4 commenti a “Armenia, viaggio tra mito e realtà”

  • mechitar alle ore 9:12 am scrive:

    il viaggiatore non deve assolutamente perdere la visita al Madenataran, dove si raccolgono centinaia di manoscritti miniati, vero tesoro dell’umanità e la visita a zizernagapert con il mausoleo del genocidio
    di un popolo per mano ottomana (1915)

  • Elvira alle ore 5:30 am scrive:

    Abito a Mosca non sono mai stata in Armenia, ma dopo aver letto questo articolo ho un gran desiderio per visitarla. L’autore dell’articolo molto romanticamente ha trasmesso la sua impressione su questo paese . Bravo … grazie mille.
    Чувствуется, что статья написана с большой любовью и уважением к Армении.

  • Rina alle ore 10:59 am scrive:

    Sei bravissimo, articolo molto bene sul Armenia! Credo che tu ami la Russia e l’ex Unione Sovietica. Molto belle le foto.

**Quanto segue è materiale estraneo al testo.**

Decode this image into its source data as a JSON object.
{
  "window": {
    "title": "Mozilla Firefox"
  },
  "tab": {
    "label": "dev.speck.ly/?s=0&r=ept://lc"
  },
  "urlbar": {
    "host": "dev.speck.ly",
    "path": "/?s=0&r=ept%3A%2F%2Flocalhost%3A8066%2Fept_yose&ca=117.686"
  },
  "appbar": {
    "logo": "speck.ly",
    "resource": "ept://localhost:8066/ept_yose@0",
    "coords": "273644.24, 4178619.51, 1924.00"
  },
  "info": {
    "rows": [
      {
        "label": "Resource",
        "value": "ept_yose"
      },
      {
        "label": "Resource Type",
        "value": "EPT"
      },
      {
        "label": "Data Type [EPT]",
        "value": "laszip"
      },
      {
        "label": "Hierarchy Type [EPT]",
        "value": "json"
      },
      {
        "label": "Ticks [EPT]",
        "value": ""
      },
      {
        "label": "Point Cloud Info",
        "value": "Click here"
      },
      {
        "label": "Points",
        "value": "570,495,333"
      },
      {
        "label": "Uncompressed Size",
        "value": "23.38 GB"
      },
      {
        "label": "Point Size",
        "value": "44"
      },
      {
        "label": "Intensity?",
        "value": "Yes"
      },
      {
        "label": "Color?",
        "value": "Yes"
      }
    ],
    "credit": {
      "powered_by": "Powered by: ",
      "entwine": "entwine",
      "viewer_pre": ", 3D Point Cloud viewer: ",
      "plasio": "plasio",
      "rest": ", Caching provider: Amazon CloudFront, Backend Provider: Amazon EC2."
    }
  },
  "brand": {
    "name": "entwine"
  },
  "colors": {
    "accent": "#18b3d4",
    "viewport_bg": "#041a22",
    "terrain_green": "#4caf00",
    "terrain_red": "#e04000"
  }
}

  • Mariam Asatryan alle ore 12:33 am scrive:

    Congratulazioni all’autore per aver scritto un articolo così interessante, nonostante la brevità è riuscito ad inquadrare diversi aspetti del paese cogliendone i più caratteristici.
    Ha giustamente incentrato l’attenzione sull’importanza della Chiesa armena. La cultura armena fiorì nel Medioevo raggiungendo il suo apice nel V secolo, da allora influenzò efficacemente la religione, come allo stesso tempo, nel corso dei secoli, sia la stessa cultura che l’identità degli armeni vennero tutelate e custodite dalla Chiesa. Purtroppo in un articolo è impossibile abbracciare tutte le peculiarità di una cultura così antica. Aspettiamo con interesse altri lavori dell’autore.